I think that really does capture the spirit of what this language looks like. I'm not sure it will reach any kind of general applicability, but it seems like a tasteful nod to the extensible nature of Tcl either way. Curious to see the inclusion of PCRE over Tcl's ARE which I thought was pretty routinely trotted out as a better performing, more limited, RE engine.


"higher performance" depends on the specific case. I think the Tcl RE engine (Henry Spencer's[0], which is also used in PostreSQL[1][2]) does avoid some pathological cases where Perl/PCRE fall down[3], but PCRE does best Spencer's work in other areas. They also simply have a different feature list[4].

[0] http://wiki.tcl.tk/396

[1] http://www.postgresql.org/docs/9.3/static/functions-matching...

[2] http://www.regular-expressions.info/postgresql.html

[3] https://swtch.com/~rsc/regexp/regexp1.html

[4] https://en.wikipedia.org/wiki/Comparison_of_regular_expressi...


BTW, a buried discussion here: https://news.ycombinator.com/item?id=11527154


I haven't tried this yet, I've just looked at the examples in the docs. However, I think this could be pretty cool.

I think the combination of the Perl influences with the possibility (which I'm interested in, but haven't proven yet) of using this with Tclkit (a statically linked version of Tcl that can just be copied over for deployment) might make this a nice cross platform replacement for the kind of things I might otherwise want to do in Awk.

Tcl itself is also certainly a good cross platform Awk replacement, but heavy regex stuff seems like it might be a bit more concise with this syntax than in Tcl itself.


Tclkit should work, we haven't tried though. The tcl folks on #tcl on freenode might be able to help.

Tcl doesn't get enough love, the built ins and the libraries provide a pretty rich environment and then you toss in Tk and all the Tk extensions and you have something.

And now you have it all with a C like syntax, kinda cool.


Looks like a very interesting little language, I enjoyed working with TCL a fair bit due to things like wish being so interactive. It's also interesting that they added pointers to TCL, which solves my biggest gripe with TCL.


Tcl had them already, we're just using upvar under the covers. upvar uses the variable in the stack frame you specify. Which is clever and all but sort of a pain to use so we just did the &this_is_sort_of_a_pointer thing but it's a compiler managed upvar under the covers.


That was actually the original prototype.

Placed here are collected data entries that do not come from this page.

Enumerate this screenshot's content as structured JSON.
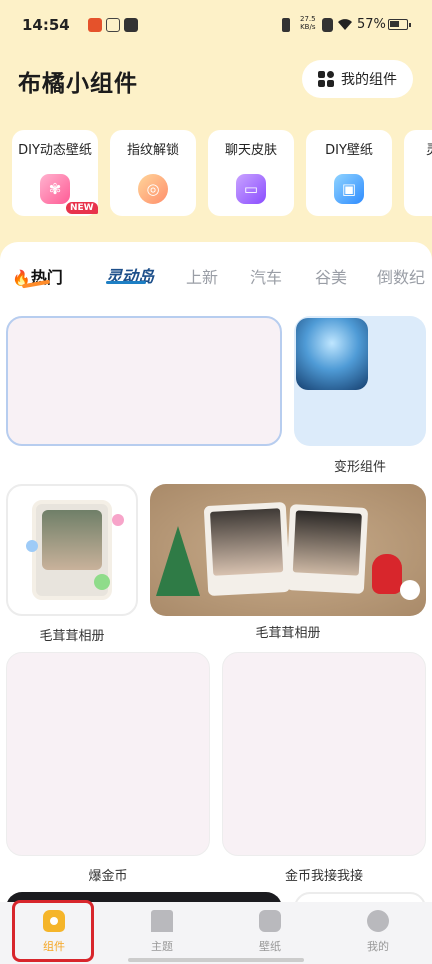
{
  "status_bar": {
    "time": "14:54",
    "net_speed_top": "27.5",
    "net_speed_unit": "KB/s",
    "battery_text": "57%",
    "battery_level": 0.57
  },
  "header": {
    "title": "布橘小组件",
    "my_widgets_label": "我的组件"
  },
  "features": [
    {
      "label": "DIY动态壁纸",
      "icon": "pinwheel-icon",
      "badge": "NEW"
    },
    {
      "label": "指纹解锁",
      "icon": "fingerprint-icon"
    },
    {
      "label": "聊天皮肤",
      "icon": "chat-bubble-icon"
    },
    {
      "label": "DIY壁纸",
      "icon": "photo-icon"
    },
    {
      "label": "灵",
      "icon": "partial-card"
    }
  ],
  "tabs": {
    "hot": "热门",
    "brand": "灵动岛",
    "items": [
      "上新",
      "汽车",
      "谷美",
      "倒数纪"
    ]
  },
  "widgets": {
    "transform_label": "变形组件",
    "fluffy_album_small_label": "毛茸茸相册",
    "fluffy_album_large_label": "毛茸茸相册",
    "coin_burst_label": "爆金币",
    "coin_catch_label": "金币我接我接"
  },
  "bottom_nav": [
    {
      "label": "组件",
      "icon": "home-icon",
      "active": true
    },
    {
      "label": "主题",
      "icon": "theme-icon",
      "active": false
    },
    {
      "label": "壁纸",
      "icon": "image-icon",
      "active": false
    },
    {
      "label": "我的",
      "icon": "smile-icon",
      "active": false
    }
  ],
  "colors": {
    "background": "#fdf1c8",
    "accent": "#f5b52a",
    "highlight_box": "#d8262c"
  }
}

Little has moved on to have a pointer object type.


Trying to figure out where the code for Little lives - is it in a fork of the Tcl/Tk repo itself?


Yes it is a fork but the core team is already trying to unfork it. We're excited about that and will try and help.


I didn't see a LICENSE file on github. What is this code licensed under?

Edit: Nevermind - it's in the README.


For other people reading here: It is built on Tcl and released under Tcl's license. BSDish.


Well, this is a really well designed and beautiful language, i really enjoyed it.


Congrats on the release!


I...I...still feel like this is a joke, even after reading the "why" section.


Please don't snarkily dismiss other people's work on HN.

Thoughtful criticism is fine, but it should be grounded in respect.


The vibe I got from reading the "why" section was "yeah we had some fun making this, and yeah we think this syntax is a bit better, but isn't it ridiculous our boss thought this was a good idea!" Like a wink at anybody who think this isn't needed.

So to the extent I think its a joke, I think its intentionally a joke --- and whoever made it I respect their comedic talents.


I'm the boss and I wrote the why page, I was poking fun at myself. Perhaps my sense of humor needs an upgrade.


I totally missed that the boss wrote that page. Maybe I wasn't perceptive enough but it came off to me like employees taking a crack at their boss. Not in Dilbert-style disrespect more as everyone turning an eye-rolling issue into a fun project. It was funny.

I just didn't think it was you, though. Maybe sign it "The Boss" or something similar at the end to make sure the rest of us get the full joke.


Oh interesting. Like the above commenter, I didn't think of this at all. Your humor is definitely up to date :).